An optimal view angle is such that, for example, (a) an angle that makes the morbid part, e.g., a stenotic part, appear longest, which is an angle that makes branched blood vessels, if any, appear wide open, (b) an angle that makes the morbid part, e.g., a stenotic part, appear narrowest, (c) an angle that makes the morbid part, e.g., a stenotic part, free from any other overlapping blood vessel or (d) an angle that makes the morbid part appear moving least.
Blood vessels change their positions as the heart beats. An optimal view angle is determined for a blood vessel so as to structure a three-dimensional blood vessel image in a cardiac phase at a moment of the moving blood vessel and satisfy above (a), (b), (c). However, the determined optimal view angle cannot necessarily be optimal in all the cardiac phases. In other words, if such a view angle is optimal in a cardiac phase, it may not necessarily be so in other cardiac phases and hence the requirements of above (a), (b), (c) may not necessarily be satisfied in other cardiac phases. Additionally, it is not possible to determine an optimal view angle in terms of (d) an angle that makes the morbid part appear moving least. For example, if any other blood vessel does not overlap the coronary artery 1a in a cardiac phase, the coronary artery 1a is more often than not hidden by some other blood vessel to make an intervention difficult.

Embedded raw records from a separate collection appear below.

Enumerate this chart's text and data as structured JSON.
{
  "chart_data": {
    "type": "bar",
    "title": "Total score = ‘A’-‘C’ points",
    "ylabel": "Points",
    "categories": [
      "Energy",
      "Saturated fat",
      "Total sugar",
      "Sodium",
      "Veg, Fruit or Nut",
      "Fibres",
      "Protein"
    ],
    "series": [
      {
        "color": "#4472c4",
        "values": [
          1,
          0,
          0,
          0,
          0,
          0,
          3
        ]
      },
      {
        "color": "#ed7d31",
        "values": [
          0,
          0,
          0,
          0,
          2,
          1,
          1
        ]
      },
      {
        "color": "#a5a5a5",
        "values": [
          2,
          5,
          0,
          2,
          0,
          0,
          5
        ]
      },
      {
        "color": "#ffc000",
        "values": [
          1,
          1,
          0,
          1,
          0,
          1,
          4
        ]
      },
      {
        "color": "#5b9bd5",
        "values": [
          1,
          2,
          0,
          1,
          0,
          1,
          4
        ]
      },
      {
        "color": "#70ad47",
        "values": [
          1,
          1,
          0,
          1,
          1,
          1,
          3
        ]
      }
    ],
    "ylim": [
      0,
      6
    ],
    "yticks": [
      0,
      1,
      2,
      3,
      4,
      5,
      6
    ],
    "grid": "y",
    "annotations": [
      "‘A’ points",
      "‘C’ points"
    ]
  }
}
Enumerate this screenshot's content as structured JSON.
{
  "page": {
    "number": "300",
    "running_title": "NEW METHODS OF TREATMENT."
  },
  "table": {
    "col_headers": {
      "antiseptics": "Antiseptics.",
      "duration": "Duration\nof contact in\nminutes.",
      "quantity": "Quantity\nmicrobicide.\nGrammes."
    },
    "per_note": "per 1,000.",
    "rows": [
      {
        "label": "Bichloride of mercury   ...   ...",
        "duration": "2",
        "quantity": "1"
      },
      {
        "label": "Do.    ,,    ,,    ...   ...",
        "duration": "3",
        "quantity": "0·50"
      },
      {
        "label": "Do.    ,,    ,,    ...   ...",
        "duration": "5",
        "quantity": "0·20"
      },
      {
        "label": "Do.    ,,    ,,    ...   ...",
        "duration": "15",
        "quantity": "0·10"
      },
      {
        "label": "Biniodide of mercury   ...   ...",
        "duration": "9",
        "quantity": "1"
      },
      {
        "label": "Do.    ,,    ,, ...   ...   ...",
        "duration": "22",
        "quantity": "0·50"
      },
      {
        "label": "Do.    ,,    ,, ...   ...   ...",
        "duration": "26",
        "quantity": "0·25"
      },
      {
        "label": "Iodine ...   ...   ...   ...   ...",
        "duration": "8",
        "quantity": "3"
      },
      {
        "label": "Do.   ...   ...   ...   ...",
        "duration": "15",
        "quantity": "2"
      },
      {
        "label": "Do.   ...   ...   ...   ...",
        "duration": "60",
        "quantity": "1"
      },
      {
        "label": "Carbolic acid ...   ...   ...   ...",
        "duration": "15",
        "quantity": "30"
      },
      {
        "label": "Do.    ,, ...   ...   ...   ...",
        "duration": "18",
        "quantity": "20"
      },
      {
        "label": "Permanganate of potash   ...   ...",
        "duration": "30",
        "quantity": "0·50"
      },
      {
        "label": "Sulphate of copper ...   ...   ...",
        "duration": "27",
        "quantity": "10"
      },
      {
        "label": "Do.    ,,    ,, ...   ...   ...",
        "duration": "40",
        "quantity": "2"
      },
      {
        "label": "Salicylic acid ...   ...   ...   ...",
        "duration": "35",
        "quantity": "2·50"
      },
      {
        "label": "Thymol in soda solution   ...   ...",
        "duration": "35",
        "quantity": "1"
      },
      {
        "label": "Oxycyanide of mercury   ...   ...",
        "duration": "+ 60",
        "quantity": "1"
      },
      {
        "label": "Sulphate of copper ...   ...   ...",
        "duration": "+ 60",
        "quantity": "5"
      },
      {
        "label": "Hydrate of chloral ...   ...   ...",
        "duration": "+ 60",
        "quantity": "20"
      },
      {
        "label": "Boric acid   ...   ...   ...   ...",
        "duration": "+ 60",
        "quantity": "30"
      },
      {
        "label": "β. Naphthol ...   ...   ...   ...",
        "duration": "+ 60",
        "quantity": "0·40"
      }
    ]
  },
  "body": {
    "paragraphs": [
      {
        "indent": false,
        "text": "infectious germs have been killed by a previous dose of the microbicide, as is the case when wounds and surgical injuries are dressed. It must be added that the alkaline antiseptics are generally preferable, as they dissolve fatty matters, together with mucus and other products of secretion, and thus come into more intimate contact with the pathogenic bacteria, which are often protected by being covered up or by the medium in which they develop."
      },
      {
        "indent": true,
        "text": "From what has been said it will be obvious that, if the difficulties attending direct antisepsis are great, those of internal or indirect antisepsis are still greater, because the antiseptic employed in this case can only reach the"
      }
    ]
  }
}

A heat phase can be explained by means of an electrocardiogram signal as follows. An electrocardiogram (ECG) is obtained by sensing the movement of the heart as an electrical signal. As shown in FIG. 32 of the accompanying drawings, an R-wave appears when the ventricle begins contraction. A cardiac phase shows a temporal phase of the electrocardiogram signal E in the time interval from an R-wave to the next R-wave. Generally, an R-wave is defined as 0% temporal phase and the next R-wave is defined as 100% temporal phase and the temporal phase at any moment in the time interval is determined by means of the temporal ratio of the moment. For example, an end-diastolic phase is expressed to be at or near 75% temporal phase.
As pointed out above, the determined optimal view angle cannot necessarily be optimal in all the cardiac phases. To solve this problem, a technique of preparing four-dimensional data of (x, y, z, t) including three-dimensional spatial image data of (x, y, z) and temporal elements (t) and determining an optimal view angle for all the cardiac phases by means of these four-dimensional data may be conceivable.
However, the data obtained by means of such a technique include both information acquired when the view angle is shifted and information on the movement of the heart. Then, the image displayed on the monitor screen is a three-dimensional image of a blood vessel that is obtained when the view angle is shifted to which the heartbeat movement is added. When both the shift of the view angle and the heartbeat movement are displayed on the monitor screen, the movement of the coronary artery 1a shown on the monitor screen becomes complicated to make it difficult to determine an optimal view angle. Determine separately an optimal view angle by shifting the view angle and also an optimal view angle in a cardiac phase results in determining only a locally optimal view angle to make it very time consuming to determine an optimal view angle for all the cardiac phases. Known documents relating to this technical field include U.S. Pat. No. 6,501,848.
The present invention provides an image display method and an image display apparatus that can display an image for determining an optimal view angle in a short period of time.